Rather than rise up against the insanity of doing nothing to grab what is perhaps the last real opportunity for peace, people on both sides of the conflict are deflated with despair. We have become the people Hazaz despises in his “Sermon.” Been there, tried it – what can I say, peace didn’t work. Look at how many casualties of peace there have been – how many people have lost their lives because of peace – how many victims! Wake up people! These are not casualties of peace, they are causalities of the absence of peace. They are the casualties of failed attempts to make peace, of the failure of our leaders to make the right decisions, the tough decision, the decisions that they know they must make. Both sides, both leaders – they know what they have to do to make real peace.
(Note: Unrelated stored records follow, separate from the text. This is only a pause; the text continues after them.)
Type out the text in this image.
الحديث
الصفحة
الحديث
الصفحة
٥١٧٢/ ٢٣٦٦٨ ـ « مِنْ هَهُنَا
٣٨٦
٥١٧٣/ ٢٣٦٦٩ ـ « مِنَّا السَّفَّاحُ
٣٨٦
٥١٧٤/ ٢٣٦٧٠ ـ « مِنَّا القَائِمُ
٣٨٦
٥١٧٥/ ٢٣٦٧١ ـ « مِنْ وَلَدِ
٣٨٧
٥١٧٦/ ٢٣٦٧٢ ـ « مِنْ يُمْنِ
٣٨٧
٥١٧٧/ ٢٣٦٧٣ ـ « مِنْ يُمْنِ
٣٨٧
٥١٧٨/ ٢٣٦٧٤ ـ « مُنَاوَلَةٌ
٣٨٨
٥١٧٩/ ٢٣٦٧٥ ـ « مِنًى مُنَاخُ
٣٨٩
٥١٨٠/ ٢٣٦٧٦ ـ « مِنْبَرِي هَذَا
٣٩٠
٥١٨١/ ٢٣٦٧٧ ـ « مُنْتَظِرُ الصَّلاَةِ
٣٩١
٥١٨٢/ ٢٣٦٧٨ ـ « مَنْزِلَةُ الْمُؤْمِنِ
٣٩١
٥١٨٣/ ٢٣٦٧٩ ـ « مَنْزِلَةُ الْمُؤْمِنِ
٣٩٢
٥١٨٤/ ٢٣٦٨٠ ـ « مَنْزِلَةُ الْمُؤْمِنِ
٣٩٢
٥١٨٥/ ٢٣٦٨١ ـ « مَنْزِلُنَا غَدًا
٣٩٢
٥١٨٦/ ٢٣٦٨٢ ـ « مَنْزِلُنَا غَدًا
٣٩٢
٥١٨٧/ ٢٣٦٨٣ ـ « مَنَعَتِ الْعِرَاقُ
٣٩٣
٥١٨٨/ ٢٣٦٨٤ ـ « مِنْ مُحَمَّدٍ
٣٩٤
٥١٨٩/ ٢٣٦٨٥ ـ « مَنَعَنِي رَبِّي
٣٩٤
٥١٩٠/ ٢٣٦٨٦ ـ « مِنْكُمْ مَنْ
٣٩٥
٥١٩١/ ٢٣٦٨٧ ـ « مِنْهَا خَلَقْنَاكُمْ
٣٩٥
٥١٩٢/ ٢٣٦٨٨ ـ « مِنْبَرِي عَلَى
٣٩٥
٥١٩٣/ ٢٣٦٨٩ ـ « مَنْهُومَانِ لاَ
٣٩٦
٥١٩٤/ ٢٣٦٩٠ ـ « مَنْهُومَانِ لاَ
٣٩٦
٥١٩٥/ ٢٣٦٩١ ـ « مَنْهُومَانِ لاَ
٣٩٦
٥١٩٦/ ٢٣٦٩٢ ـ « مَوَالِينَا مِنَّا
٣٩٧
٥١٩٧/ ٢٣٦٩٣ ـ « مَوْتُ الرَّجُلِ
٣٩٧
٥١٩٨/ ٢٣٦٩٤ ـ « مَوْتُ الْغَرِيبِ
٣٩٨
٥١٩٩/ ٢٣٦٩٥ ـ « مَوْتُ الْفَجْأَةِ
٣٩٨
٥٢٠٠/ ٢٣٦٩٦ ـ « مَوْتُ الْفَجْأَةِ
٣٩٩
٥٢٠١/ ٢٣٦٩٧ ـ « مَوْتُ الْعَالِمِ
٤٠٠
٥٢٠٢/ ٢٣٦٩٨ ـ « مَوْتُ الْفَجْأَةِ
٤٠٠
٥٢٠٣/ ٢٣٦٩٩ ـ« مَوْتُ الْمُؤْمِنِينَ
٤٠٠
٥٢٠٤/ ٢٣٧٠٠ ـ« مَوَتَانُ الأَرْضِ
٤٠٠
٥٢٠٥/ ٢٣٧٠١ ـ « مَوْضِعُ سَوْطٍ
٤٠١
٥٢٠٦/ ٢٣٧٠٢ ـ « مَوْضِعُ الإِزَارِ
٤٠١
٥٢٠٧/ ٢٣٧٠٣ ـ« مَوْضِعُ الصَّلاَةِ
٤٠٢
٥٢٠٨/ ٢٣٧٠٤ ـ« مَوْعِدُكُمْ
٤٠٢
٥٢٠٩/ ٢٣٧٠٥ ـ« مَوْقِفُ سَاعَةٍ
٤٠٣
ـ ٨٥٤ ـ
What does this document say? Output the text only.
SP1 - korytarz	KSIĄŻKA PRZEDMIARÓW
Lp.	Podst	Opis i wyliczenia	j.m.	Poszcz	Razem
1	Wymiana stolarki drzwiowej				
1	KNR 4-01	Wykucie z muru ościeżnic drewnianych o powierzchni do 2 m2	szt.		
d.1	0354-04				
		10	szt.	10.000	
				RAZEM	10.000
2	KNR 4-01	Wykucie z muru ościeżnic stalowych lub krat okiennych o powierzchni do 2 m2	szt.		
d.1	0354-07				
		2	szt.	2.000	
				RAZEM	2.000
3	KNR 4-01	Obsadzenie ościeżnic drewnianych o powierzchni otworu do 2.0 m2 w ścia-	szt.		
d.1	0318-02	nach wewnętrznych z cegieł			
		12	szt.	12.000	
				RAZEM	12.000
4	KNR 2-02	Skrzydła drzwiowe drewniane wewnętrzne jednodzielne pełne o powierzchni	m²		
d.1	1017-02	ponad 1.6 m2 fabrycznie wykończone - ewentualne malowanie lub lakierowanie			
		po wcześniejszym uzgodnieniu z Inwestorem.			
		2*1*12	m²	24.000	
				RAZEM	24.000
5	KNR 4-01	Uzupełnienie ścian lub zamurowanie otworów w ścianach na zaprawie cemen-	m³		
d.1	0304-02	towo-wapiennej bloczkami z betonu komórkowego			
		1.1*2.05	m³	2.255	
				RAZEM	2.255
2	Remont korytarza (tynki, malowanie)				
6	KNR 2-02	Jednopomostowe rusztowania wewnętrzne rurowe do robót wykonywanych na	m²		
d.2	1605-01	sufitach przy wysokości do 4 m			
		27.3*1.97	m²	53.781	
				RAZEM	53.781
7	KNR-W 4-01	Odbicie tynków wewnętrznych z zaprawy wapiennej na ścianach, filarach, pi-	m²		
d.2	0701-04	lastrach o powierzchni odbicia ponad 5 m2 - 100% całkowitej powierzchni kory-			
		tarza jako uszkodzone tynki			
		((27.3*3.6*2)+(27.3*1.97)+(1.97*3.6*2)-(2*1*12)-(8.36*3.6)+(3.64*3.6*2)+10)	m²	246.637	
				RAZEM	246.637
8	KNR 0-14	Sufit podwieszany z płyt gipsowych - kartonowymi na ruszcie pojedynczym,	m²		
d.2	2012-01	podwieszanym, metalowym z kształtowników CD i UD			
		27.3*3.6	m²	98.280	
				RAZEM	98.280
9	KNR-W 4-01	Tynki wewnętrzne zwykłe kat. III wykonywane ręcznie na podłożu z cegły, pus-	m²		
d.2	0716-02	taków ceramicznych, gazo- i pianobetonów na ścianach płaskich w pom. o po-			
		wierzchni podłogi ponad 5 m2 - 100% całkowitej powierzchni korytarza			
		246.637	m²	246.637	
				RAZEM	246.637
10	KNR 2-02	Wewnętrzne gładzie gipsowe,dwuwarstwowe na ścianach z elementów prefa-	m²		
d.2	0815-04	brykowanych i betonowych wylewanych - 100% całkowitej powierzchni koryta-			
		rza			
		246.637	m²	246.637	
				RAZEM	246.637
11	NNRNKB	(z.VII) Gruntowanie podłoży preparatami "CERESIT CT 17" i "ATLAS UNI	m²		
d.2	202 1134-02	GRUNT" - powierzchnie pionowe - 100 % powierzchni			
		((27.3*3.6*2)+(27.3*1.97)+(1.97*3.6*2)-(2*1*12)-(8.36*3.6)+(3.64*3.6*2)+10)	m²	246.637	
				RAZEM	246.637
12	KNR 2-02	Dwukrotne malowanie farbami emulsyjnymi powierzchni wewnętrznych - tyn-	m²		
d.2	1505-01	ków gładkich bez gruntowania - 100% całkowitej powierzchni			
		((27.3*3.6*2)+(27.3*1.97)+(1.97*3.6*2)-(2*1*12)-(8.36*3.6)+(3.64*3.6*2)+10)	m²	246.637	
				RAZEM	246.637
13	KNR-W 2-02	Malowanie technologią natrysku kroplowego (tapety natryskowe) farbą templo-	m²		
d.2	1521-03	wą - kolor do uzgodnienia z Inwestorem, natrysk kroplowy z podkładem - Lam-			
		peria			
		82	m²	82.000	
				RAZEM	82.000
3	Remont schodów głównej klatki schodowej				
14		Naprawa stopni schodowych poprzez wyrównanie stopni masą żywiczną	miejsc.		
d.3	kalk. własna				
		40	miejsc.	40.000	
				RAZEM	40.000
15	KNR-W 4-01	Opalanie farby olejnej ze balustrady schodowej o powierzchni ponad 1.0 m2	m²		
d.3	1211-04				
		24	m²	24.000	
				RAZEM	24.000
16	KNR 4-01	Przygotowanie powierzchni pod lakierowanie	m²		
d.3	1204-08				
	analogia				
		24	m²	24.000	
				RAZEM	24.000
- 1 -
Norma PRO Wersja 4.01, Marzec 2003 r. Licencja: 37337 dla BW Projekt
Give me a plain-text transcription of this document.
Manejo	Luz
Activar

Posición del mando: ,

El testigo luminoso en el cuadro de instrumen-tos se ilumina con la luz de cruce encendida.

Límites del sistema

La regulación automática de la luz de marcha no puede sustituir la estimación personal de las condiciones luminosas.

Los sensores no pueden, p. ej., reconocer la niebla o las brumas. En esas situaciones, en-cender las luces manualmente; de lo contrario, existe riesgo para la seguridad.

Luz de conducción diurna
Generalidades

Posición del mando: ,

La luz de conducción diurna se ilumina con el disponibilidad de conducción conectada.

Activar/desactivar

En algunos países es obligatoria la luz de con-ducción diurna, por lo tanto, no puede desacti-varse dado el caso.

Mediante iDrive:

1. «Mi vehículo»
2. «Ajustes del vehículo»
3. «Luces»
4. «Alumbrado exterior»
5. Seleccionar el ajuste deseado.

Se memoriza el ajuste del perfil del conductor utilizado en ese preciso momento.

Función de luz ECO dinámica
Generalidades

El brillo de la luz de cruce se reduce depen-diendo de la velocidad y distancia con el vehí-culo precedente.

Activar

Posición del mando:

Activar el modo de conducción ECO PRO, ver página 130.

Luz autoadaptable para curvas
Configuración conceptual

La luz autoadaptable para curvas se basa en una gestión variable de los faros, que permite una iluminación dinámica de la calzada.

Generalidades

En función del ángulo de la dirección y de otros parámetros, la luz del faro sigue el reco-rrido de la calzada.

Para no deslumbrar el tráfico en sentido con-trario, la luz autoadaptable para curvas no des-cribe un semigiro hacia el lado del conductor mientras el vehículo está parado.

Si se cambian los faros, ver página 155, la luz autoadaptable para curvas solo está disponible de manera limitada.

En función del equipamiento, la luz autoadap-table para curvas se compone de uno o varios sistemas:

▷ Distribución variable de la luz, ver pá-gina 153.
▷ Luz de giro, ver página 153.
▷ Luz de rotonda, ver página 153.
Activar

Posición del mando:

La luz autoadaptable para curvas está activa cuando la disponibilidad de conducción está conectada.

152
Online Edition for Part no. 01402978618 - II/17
Prime Minister Binyamin Netanyahu and PA President Mahmoud Abbas are both smart enough and have been around long enough to know what the conditions for real, comprehensive and lasting peace are.

There can be no trickery here. There is no way to get a better deal than Abbas would have gotten with Olmert, or even Rabin with Arafat. The cards are all on the table and the rules of the game are known. We all know how to resolve this conflict.

I, for one, do not want to be a victim of history.

I don’t want my people, the Jewish people in the land of Israel, to fall victim to the curse of not taking our lives in our own hands. I don’t believe the Palestinian people want to be the eternal victims of history leaving them in the gutters of political failures.

We have all been brainwashed for too long that we have no partner and no chance. We are told that this conflict cannot be resolved; we have to manage it, not end it.

Those who say so are wrong, they are lying and they are dangerous to our future. Real leaders would know that. Real leaders make history by making historical decisions that shape their nations and their people.

Netanyahu and Abbas both believe that they are historical leaders. But history is not made by just talking about it and it certainly isn’t made by claiming victimhood. History is made by doing – by taking our futures in hand and making bold decisions that can and will resolve this conflict.